In return, however, I have gotten to be a part of one of the greatest spectacles Bedford Street has ever seen: Two adults, three children under the age of seven, and twenty-two college students marking down the street to the tube station. Our professor, St. George, brought his wife and three (adorable) children with him to London for the first few weeks, and while they don't come to class they have accompanied us on most of the field trips. It's a great deal for everyone involved. St. George gets to have his family with him, they have twenty-two instant babysitters where ever we go (their children literally attach themselves to us), and we college students get our cuteness quota filled for a while.
But walking down the street together, we must look like a circus family.

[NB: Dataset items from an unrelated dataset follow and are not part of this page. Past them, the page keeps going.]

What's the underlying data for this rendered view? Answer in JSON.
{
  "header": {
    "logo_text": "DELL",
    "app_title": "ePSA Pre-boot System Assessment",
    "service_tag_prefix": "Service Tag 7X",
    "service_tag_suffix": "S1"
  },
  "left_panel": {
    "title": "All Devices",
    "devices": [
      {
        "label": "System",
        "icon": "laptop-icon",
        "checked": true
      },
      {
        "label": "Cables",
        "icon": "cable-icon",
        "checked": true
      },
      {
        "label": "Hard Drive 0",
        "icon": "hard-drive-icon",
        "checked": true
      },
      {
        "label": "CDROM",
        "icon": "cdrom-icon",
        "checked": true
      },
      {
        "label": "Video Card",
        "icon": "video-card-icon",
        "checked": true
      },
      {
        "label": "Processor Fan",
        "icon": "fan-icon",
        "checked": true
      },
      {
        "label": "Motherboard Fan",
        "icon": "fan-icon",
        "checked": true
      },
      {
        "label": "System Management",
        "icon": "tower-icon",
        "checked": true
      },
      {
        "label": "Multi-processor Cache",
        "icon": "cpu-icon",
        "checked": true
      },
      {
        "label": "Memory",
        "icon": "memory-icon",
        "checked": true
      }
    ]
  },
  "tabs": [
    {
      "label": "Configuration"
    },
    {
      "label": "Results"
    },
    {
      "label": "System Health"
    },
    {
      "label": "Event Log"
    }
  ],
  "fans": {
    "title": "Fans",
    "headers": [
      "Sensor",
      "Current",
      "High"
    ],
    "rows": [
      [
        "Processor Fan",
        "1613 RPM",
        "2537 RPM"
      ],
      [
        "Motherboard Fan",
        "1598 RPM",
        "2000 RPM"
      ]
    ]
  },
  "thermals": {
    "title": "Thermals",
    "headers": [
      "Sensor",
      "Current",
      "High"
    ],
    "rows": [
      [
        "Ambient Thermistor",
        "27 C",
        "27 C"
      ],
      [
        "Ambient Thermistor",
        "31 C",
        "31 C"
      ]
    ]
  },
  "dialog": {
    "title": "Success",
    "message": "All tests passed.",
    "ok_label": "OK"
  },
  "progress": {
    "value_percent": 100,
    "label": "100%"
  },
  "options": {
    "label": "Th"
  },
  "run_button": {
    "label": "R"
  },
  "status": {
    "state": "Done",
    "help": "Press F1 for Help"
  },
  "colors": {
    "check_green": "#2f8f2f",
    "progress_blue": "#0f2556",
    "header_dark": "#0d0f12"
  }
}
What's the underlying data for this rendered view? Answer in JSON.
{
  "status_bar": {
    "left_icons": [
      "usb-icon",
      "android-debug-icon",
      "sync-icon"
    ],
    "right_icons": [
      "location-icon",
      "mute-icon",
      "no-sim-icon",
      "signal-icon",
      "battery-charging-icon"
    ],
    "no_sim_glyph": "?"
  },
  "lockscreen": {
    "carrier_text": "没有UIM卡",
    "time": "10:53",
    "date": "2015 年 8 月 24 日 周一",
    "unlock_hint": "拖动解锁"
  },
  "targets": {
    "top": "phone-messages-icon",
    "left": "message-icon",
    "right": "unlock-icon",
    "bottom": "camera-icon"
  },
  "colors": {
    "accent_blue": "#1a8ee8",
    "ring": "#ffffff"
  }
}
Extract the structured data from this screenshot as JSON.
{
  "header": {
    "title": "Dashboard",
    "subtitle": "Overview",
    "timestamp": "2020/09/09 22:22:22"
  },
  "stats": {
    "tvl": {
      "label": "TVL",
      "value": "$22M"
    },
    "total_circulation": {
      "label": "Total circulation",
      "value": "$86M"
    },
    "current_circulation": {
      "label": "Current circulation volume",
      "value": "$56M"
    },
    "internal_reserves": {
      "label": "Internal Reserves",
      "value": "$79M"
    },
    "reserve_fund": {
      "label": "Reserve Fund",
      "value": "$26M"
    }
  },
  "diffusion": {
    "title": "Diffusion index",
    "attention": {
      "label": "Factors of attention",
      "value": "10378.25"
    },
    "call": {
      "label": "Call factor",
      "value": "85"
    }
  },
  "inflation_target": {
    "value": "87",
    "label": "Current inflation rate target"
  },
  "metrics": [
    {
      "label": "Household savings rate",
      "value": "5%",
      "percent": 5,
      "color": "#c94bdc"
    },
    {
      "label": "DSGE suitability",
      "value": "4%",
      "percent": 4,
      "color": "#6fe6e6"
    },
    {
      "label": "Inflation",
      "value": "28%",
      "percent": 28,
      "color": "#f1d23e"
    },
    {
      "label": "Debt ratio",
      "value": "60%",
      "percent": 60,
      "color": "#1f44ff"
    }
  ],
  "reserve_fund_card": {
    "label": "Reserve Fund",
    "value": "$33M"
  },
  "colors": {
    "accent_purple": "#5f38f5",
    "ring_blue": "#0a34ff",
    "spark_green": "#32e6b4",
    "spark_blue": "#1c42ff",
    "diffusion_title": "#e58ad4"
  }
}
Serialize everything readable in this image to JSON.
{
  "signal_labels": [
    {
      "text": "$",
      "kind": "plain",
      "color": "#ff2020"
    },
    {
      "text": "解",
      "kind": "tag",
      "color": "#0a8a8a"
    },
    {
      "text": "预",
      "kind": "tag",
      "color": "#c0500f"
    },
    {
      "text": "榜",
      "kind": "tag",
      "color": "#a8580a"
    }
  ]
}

And we are a little bit of an academic circus. We students are living in a hostel that is however many stars are between the Ritz and summer camp. The wireless is spotty (probably a good thing for all involved), but they vacuum our rooms once a week and the water pressure is good. Our light bulb emits light more as a hobby, but we have a window that makes up for it. Our classroom is the library of the Swedenborg society. It's far more august than our usual digs in Laird, but it also feels a bit like having class in a museum dedicated to the "most important man in modern history." (According to the chalkboard outside the bookstore) We have to move chairs on the sly because we don't all fit around the table, but the Swedenborgians are very particular about the conditions of their floors. But being Carleton students we plunge ahead, cheerfully participating in class as if our lives depended on it.
It’s very cool, living with and taking classes with all the same people. We sit around the tables in the kitchen eating scrambled eggs and complaining about the footnotes in our edition of the York Mystery Plays, hashing out the plot of “The Fall of the Angels” and our critiques of Legally Blonde: The Musical (I kid you not, but we saw Cat on a Hot Tin Roof and Macbeth to balance things out.) Or sit on benches in Regent’s Park acting like a weird procrastinator’s book club, because we are all reading the same book. It’s a lot of fun and a great support network.
St. George commented at the end of class on Wednesday, how impressed he was that we could trek across the Atlantic to read Medieval drama (which let me tell you is not written in any kind of English I speak) in the library of a wacky 19th century mystic, and still cheerfully participate in class while being slightly jet-lagged and constantly interrupted by police sirens. He said that he’d like to drag us to the Amazon and make us do problem sets, just to test the limits of the Carleton student. Seeing how we’ve done so far, I think we could take on the Amazon. Problem sets are a different beast entirely.